Lapicero

Rosa en la huerta de Murcia.
Fotografía:

Primavera. Todo lo que huele

27/04/2025

Si algo describe la primavera, son los olores. En el caso de Valencia, el azahar de los naranjos, incluso cuando su fruta es borde. En el caso de Murcia, la fragancia de las rosas, que en la huerta de mi padre lucen rojas, rosas, blancas y amarillas. Quizá el invierno sea la estación con menos aromas, si acaso la lumbre. El otoño es la tierra húmeda y el petricor. El verano, el jazmín y el galán de noche. Cualquiera de estas esencias me transporta a momentos, ya sean concretos o recurrentes. A esos paseos primaverales en los que regresa la manga corta. O a las lluvias de septiembre, que te obligan a sacar la rebeca. Pero estamos en abril, casi mayo.

Así como asocio colores con palabras -no hace mucho me enteré de que, en realidad, es una característica no tan común, conocida como sinestesia, pero en mi cabeza el lunes siempre ha sido azul y el viernes, amarillo-, encuentro en cada olor un relato muy intenso. Y no hablo de la delicadeza de los perfumes, que sobre todo me interesan cuando son sutiles y evocan personas, ni de la parte olfativa del vino. En general, los aromas de mi memoria son humildes, incluso vulgares, y puede que comunes a otras personas. Mientras los pienso, puedo sentirlos, y cuando los siento, es imposible no dibujarlos en la mente con una imagen.

Me sucede con la crema Nivea que mi abuela se untaba en las manos.
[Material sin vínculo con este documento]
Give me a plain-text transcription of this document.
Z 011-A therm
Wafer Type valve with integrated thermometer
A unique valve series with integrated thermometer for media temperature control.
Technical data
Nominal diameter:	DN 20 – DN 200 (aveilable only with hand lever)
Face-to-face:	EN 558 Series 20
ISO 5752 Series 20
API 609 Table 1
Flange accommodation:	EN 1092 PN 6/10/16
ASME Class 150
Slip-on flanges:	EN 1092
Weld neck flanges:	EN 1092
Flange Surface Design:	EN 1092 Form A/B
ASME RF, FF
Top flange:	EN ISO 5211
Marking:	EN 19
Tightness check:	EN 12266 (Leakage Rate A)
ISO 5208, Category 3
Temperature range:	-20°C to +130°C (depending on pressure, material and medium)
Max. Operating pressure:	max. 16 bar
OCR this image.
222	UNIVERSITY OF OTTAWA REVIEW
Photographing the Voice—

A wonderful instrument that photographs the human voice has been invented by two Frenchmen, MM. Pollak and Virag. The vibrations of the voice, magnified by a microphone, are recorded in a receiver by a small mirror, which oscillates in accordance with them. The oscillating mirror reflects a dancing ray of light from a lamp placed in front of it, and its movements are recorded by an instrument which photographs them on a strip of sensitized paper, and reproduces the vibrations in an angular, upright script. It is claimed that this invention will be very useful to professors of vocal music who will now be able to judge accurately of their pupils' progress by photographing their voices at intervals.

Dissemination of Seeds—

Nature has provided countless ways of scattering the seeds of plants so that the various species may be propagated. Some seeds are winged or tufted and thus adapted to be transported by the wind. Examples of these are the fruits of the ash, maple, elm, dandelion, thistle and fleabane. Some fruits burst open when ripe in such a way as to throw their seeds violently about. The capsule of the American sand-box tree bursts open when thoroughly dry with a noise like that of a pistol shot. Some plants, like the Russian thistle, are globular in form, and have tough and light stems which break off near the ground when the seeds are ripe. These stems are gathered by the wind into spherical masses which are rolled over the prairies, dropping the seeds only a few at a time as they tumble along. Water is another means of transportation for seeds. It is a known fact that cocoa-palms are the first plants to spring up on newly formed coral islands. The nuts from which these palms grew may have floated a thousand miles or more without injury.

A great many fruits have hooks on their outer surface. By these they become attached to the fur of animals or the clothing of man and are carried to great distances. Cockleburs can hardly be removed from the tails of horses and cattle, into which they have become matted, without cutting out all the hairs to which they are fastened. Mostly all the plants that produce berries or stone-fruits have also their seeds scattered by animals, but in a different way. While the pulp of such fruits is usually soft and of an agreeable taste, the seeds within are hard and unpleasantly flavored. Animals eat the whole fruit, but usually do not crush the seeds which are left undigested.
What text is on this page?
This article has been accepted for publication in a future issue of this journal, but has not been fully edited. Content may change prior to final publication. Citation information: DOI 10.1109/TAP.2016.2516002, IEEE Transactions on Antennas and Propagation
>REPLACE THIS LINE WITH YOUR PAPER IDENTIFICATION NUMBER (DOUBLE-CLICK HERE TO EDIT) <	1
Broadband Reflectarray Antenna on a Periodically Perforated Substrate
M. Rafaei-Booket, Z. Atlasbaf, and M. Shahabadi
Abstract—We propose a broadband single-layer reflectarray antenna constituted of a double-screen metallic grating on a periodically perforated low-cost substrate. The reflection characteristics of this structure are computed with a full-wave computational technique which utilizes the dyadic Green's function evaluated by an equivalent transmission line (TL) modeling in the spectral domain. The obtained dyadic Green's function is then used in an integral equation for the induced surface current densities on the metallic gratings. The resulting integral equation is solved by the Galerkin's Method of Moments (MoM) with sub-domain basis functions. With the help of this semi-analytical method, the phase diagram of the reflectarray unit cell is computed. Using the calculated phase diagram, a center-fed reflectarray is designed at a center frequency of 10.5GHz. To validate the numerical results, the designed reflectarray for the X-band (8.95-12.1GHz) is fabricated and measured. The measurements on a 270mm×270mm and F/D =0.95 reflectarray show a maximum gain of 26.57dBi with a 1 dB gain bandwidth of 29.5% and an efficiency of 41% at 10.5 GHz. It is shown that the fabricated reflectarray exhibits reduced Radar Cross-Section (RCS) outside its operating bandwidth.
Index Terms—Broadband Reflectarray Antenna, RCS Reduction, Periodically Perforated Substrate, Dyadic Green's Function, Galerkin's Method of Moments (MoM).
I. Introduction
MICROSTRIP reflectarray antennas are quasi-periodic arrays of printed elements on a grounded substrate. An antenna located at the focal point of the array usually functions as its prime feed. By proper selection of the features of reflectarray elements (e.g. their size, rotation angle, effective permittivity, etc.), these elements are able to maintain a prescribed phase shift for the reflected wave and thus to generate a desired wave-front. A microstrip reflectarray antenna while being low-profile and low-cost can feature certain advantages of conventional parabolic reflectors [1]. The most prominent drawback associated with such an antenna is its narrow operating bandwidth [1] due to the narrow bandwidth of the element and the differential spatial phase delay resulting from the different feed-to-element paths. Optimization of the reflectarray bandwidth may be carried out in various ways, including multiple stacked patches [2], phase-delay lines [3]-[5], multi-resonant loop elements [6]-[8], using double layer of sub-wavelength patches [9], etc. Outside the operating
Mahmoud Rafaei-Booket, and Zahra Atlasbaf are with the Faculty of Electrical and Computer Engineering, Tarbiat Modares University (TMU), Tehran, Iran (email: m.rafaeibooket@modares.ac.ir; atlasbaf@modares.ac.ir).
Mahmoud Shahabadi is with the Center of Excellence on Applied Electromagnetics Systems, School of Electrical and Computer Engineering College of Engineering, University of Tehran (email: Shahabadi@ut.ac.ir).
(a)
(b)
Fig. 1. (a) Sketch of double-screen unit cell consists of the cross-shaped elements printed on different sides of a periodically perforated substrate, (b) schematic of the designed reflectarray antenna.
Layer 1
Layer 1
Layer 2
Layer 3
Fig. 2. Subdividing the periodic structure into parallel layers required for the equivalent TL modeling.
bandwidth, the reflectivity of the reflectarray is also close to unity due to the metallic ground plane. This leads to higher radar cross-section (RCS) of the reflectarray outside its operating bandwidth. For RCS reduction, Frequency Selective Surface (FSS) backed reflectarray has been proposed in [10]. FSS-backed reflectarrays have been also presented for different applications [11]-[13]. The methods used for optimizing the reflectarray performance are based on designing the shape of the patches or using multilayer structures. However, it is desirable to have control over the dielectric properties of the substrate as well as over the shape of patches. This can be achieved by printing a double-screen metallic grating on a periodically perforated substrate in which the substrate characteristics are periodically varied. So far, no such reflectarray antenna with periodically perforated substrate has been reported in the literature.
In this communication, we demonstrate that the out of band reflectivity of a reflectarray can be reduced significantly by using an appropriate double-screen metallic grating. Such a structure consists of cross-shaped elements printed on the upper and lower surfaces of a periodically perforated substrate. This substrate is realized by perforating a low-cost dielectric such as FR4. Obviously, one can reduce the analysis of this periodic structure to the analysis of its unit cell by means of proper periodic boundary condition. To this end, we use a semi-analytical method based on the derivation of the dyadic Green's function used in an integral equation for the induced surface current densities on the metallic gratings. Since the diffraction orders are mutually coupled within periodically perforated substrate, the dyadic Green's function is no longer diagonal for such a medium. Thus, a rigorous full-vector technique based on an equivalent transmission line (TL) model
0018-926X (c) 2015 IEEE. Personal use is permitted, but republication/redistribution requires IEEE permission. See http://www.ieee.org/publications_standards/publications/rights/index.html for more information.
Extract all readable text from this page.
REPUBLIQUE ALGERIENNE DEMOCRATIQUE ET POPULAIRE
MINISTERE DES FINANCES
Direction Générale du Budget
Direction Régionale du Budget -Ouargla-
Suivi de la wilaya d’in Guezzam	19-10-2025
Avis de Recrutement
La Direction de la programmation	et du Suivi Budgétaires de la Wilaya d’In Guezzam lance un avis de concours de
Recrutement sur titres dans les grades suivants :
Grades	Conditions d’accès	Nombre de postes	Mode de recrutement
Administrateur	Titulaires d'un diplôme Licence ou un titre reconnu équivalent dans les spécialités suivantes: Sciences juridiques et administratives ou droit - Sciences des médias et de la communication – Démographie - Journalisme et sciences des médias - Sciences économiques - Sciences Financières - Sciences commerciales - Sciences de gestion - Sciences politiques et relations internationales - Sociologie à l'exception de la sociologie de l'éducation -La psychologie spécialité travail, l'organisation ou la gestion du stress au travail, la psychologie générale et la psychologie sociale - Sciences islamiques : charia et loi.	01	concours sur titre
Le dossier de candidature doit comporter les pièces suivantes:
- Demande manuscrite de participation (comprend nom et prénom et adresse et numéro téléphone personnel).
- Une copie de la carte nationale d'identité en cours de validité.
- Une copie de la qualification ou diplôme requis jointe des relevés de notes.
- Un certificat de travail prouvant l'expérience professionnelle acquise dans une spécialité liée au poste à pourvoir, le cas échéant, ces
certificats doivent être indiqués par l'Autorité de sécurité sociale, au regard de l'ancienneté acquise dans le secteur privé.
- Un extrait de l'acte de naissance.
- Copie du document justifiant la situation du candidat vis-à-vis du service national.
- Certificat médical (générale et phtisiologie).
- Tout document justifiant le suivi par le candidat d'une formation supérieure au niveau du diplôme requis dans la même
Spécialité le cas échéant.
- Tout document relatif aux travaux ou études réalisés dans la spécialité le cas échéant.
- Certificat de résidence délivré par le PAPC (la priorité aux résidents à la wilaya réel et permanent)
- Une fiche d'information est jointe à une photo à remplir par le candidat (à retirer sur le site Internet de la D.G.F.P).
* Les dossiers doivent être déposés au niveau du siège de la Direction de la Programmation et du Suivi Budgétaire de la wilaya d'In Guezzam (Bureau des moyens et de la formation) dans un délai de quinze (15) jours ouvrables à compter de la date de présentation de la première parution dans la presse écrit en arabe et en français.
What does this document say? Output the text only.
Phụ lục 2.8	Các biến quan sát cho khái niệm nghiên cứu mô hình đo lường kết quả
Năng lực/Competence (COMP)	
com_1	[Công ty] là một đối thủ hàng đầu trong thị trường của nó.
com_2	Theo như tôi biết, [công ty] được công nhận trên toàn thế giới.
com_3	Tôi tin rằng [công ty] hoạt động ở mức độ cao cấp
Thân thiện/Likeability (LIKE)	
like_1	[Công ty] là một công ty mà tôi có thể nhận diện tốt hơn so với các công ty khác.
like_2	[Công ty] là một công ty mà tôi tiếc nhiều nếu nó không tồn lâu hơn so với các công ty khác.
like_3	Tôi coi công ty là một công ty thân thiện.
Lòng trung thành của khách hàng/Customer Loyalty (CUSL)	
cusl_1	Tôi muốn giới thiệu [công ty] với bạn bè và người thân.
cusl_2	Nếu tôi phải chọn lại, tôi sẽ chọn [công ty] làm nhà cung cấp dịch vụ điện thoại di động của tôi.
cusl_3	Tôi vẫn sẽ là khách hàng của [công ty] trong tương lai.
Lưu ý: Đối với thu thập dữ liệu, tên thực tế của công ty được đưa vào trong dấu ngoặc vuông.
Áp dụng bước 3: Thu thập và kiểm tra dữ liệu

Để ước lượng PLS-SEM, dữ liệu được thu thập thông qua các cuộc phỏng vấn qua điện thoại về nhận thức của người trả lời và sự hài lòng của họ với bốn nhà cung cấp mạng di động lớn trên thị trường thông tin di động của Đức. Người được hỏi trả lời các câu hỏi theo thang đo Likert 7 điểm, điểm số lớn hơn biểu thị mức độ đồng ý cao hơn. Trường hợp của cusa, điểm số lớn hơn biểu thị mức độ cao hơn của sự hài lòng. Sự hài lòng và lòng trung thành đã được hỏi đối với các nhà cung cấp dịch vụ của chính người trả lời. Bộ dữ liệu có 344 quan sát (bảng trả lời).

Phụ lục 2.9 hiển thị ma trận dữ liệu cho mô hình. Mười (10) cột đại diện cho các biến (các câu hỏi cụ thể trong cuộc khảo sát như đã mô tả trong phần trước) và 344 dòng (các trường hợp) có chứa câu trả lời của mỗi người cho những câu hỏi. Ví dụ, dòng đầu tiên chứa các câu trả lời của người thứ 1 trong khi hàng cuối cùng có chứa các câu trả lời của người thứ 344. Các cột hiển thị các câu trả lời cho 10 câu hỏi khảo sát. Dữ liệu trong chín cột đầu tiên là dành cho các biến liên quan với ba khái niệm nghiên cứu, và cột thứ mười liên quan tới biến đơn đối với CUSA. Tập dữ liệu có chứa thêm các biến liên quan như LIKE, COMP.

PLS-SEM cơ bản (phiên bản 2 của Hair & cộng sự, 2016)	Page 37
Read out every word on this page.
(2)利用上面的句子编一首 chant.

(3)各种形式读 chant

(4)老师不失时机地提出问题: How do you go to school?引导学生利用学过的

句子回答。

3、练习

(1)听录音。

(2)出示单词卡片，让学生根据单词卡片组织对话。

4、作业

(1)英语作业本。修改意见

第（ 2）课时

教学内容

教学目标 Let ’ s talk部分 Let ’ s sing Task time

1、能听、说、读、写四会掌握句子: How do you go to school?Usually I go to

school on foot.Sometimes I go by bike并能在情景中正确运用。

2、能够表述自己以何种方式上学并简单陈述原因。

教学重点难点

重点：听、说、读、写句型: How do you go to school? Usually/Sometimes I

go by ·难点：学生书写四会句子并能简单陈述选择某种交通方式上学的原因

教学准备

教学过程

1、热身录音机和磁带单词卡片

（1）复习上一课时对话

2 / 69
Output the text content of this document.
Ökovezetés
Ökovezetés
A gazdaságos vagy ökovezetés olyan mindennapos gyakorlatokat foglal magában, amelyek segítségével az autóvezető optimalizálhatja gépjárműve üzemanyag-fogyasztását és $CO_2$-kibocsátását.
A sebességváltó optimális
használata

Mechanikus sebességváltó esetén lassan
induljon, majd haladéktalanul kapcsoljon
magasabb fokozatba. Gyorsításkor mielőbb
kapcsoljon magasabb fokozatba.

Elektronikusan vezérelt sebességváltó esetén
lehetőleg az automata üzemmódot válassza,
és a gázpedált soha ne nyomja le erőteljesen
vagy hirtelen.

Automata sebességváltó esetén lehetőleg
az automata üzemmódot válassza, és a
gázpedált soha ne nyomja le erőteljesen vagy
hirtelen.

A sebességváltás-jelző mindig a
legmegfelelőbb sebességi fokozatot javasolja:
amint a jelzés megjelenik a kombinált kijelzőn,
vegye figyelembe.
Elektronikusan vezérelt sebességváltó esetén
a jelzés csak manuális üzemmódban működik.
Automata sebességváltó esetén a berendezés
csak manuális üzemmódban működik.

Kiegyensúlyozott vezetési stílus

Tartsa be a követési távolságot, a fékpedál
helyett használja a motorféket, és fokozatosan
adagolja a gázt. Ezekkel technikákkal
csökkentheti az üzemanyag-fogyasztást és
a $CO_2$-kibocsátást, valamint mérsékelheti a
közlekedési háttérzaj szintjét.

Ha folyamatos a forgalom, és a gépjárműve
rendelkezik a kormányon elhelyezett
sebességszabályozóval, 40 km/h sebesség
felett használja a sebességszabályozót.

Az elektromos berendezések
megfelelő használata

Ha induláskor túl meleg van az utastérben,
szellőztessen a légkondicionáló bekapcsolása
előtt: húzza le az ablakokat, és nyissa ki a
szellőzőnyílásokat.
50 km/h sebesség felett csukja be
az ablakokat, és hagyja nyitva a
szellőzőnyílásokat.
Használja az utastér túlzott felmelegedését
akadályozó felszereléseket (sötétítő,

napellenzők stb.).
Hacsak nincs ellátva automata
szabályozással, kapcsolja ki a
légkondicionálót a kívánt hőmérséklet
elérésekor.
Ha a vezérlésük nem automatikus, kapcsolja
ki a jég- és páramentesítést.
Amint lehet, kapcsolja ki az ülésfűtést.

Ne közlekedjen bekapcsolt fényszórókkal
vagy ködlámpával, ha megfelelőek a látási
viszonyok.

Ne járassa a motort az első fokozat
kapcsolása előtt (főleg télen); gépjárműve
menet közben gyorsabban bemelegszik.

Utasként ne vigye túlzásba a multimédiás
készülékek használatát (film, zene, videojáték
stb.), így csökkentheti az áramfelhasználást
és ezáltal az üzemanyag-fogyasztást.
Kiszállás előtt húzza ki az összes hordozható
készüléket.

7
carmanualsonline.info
El salitre que se cuela en el coche cuando bajas la ventanilla cerca de la playa.

El café emanando de la cocina y, a veces, el pan tostado que anuncia la mañana.

El olor de las librerías, de las páginas de un libro cuando se lee por primera vez.

El azufre, las dos únicas veces que he subido a volcanes. 

La colonia de mi madre, que está presente en todas y cada una de sus chaquetas.

La acetona, esas tardes quitándonos el pintauñas en el sofá.

La piel de la persona amada, que para mí solo es una. También su sudor.

Me gusta oler a Bruma justo detrás de las orejas, sé que da risa.

El olor de las palomitas, es imposible que no pida palomitas en el cine. 

La humedad del sótano de mi casa de la playa; todos los olores de esa casa.

El pino, especialmente en la montaña, y especialmente en verano, si sopla brisa.

Tarta, bizcocho, galletas, pero cuando todavía están dentro del horno

¿Alguien que no se muera de hambre con el olor de las patatas fritas?

El cloro de las piscinas, especialmente si es para hacer deporte.

Almendra y geranios, viajo de inmediato al invernadero de San Sebastián.

El champú de los demás, el mío solo me lo huelo cuando cambio de marca.

Las sábanas limpias recién tendidas en una azotea, o recién puestas en la cama.

No pudo oler el incienso sin pensar en quienes ya no están.

No me gusta el olor de los bebés -supongo que eso me hace parecer una persona horrible-, ni el de los aviones. Odio el olor del tabaco y la laca. El perfume de vainilla me resulta empalogoso. A nadie le gusta cómo huele Stradivarius, y hablando de ropa, son terribles los entintados en los vaqueros negros. El olor más desagradable que he experimentado fue visitando las curtidurías de Marruecos, cuando me tuvieron que dar hierbabuena para que no vomitara. Pese a que mi estómago se remueve, ahora mismo me siento ligeramente más poderosa frente a la IA.

Interpreto este nuevo interés por los detalles sensitivos como algo muy positivo, en mi afán por estar más presente y menos en el análisis. Incluso en los malos olores hay una fuerza brutal. La muerte huele, el sexo también. Se puede fundir un mal olor, como el de una habitación sucia, con uno bueno -por ejemplo, una pizza que se está cocinando en el horno-, y se consigue un resultado bastante sexy. Es parecido a lo que sucede con la gasolina, que no, pero que sí. 

Mi abuela tenía una piel muy suave, recuerdo el tacto de sus manos. Al margen de la crema Nivea, usaba geles, colinas y cosméticos hipoalergénicos, sin ningún tipo de olor. Le molestaba cualquier etiqueta en la ropa, me sucede igual. Otro día hablamos del tacto.